Indiana's health insurance market for individuals is dominated by Indianapolis-based Anthem with a 65 percent share, according to Crosson's letter and the state's Medicaid actuary, Milliman Inc. Anthem and four other companies control 90 percent of the market.
However, consumer advocates say the exodus of Aetna and other companies likely will result in fewer choices and higher costs for consumers under health insurance exchanges to be established in 2014 under the federal health care overhaul. The exchanges will pool the resources of large groups of people to offer more affordable health insurance.
About 200,000 Indiana residents now have individual polices rather than employer-provided coverage. About 875,000 have no insurance at all, a number Milliman forecasts to fall by about half by 2019 while the number of individuals with policies swells to between 450,000 and 875,000.
"In Indiana and most other states, the anticipation is that most of the new coverage offered through the exchanges will be through individual policies," said public health insurance advocate David Roos of Covering Kids and Families of Indiana. "Aetna is not a small player."

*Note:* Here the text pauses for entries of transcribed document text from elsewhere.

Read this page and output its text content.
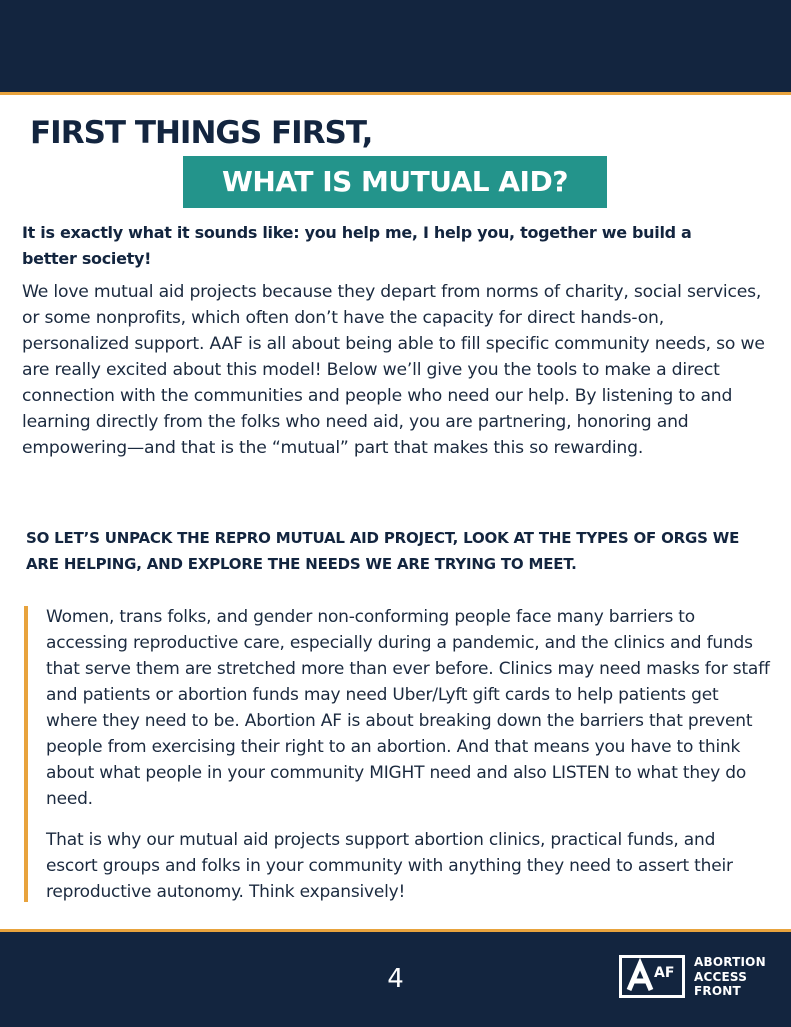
FIRST THINGS FIRST,
WHAT IS MUTUAL AID?
It is exactly what it sounds like: you help me, I help you, together we build a better society!

We love mutual aid projects because they depart from norms of charity, social services, or some nonprofits, which often don’t have the capacity for direct hands-on, personalized support. AAF is all about being able to fill specific community needs, so we are really excited about this model! Below we’ll give you the tools to make a direct connection with the communities and people who need our help. By listening to and learning directly from the folks who need aid, you are partnering, honoring and empowering—and that is the “mutual” part that makes this so rewarding.

SO LET’S UNPACK THE REPRO MUTUAL AID PROJECT, LOOK AT THE TYPES OF ORGS WE ARE HELPING, AND EXPLORE THE NEEDS WE ARE TRYING TO MEET.

Women, trans folks, and gender non-conforming people face many barriers to accessing reproductive care, especially during a pandemic, and the clinics and funds that serve them are stretched more than ever before. Clinics may need masks for staff and patients or abortion funds may need Uber/Lyft gift cards to help patients get where they need to be. Abortion AF is about breaking down the barriers that prevent people from exercising their right to an abortion. And that means you have to think about what people in your community MIGHT need and also LISTEN to what they do need.

That is why our mutual aid projects support abortion clinics, practical funds, and escort groups and folks in your community with anything they need to assert their reproductive autonomy. Think expansively!

4	AF
ABORTION
ACCESS
FRONT
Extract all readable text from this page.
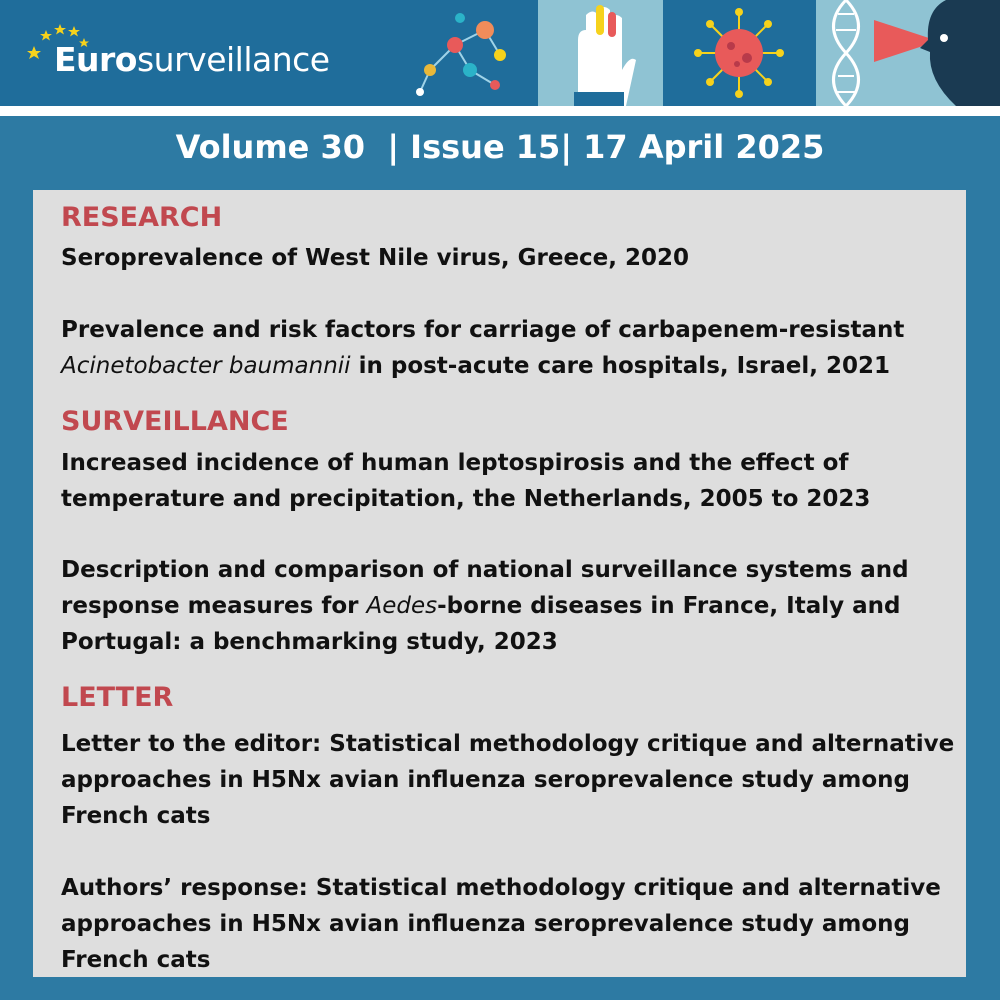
Eurosurveillance
Volume 30  | Issue 15| 17 April 2025
RESEARCH
Seroprevalence of West Nile virus, Greece, 2020
Prevalence and risk factors for carriage of carbapenem-resistant
Acinetobacter baumannii in post-acute care hospitals, Israel, 2021
SURVEILLANCE
Increased incidence of human leptospirosis and the effect of temperature and precipitation, the Netherlands, 2005 to 2023
Description and comparison of national surveillance systems and response measures for Aedes-borne diseases in France, Italy and Portugal: a benchmarking study, 2023
LETTER
Letter to the editor: Statistical methodology critique and alternative approaches in H5Nx avian influenza seroprevalence study among French cats
Authors’ response: Statistical methodology critique and alternative approaches in H5Nx avian influenza seroprevalence study among French cats
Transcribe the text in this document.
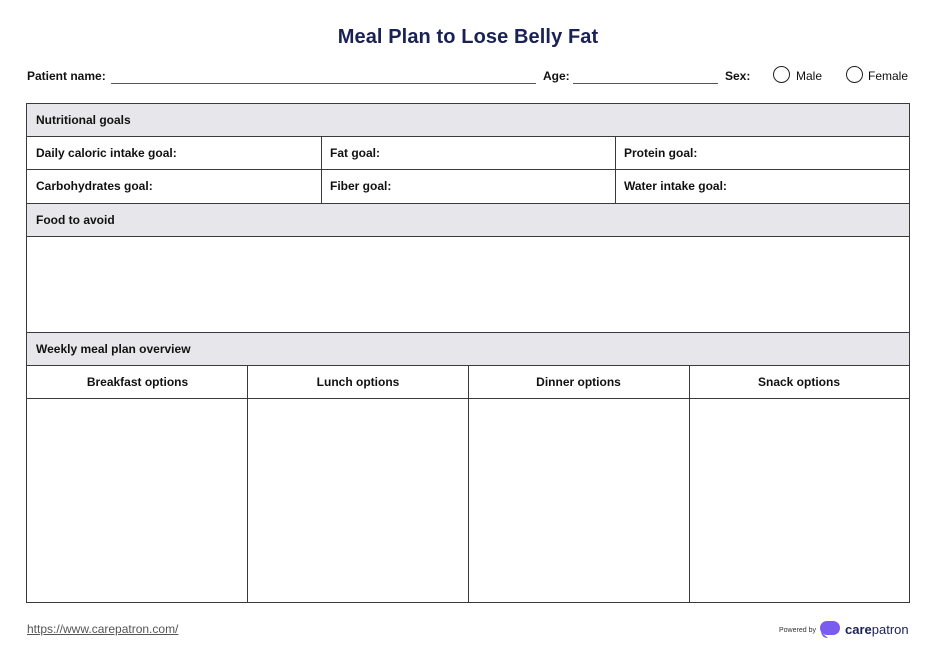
Meal Plan to Lose Belly Fat
Patient name:	Age:	Sex:	Male	Female
Nutritional goals
Daily caloric intake goal:	Fat goal:	Protein goal:
Carbohydrates goal:	Fiber goal:	Water intake goal:
Food to avoid
Weekly meal plan overview
Breakfast options	Lunch options	Dinner options	Snack options
https://www.carepatron.com/	Powered by carepatron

The Insurance Department's health care director, Logan Harrison, said it's not clear how Aetna's departure from the individual market will affect an Indiana insurance exchange offering individual coverage. He stressed that the state has not decided yet whether it will create an exchange itself or leave it up to the federal government.
The Insurance Department has asked CMS for a waiver that would phase in the 80 percent rule, which took effect Jan. 1, over several years. It has proposed a medical-loss ratio of 65 percent this year, increasing gradually to 80 percent in 2015. It's not clear when CMS will decide whether to grant Indiana a waiver. Other states also have requested waivers.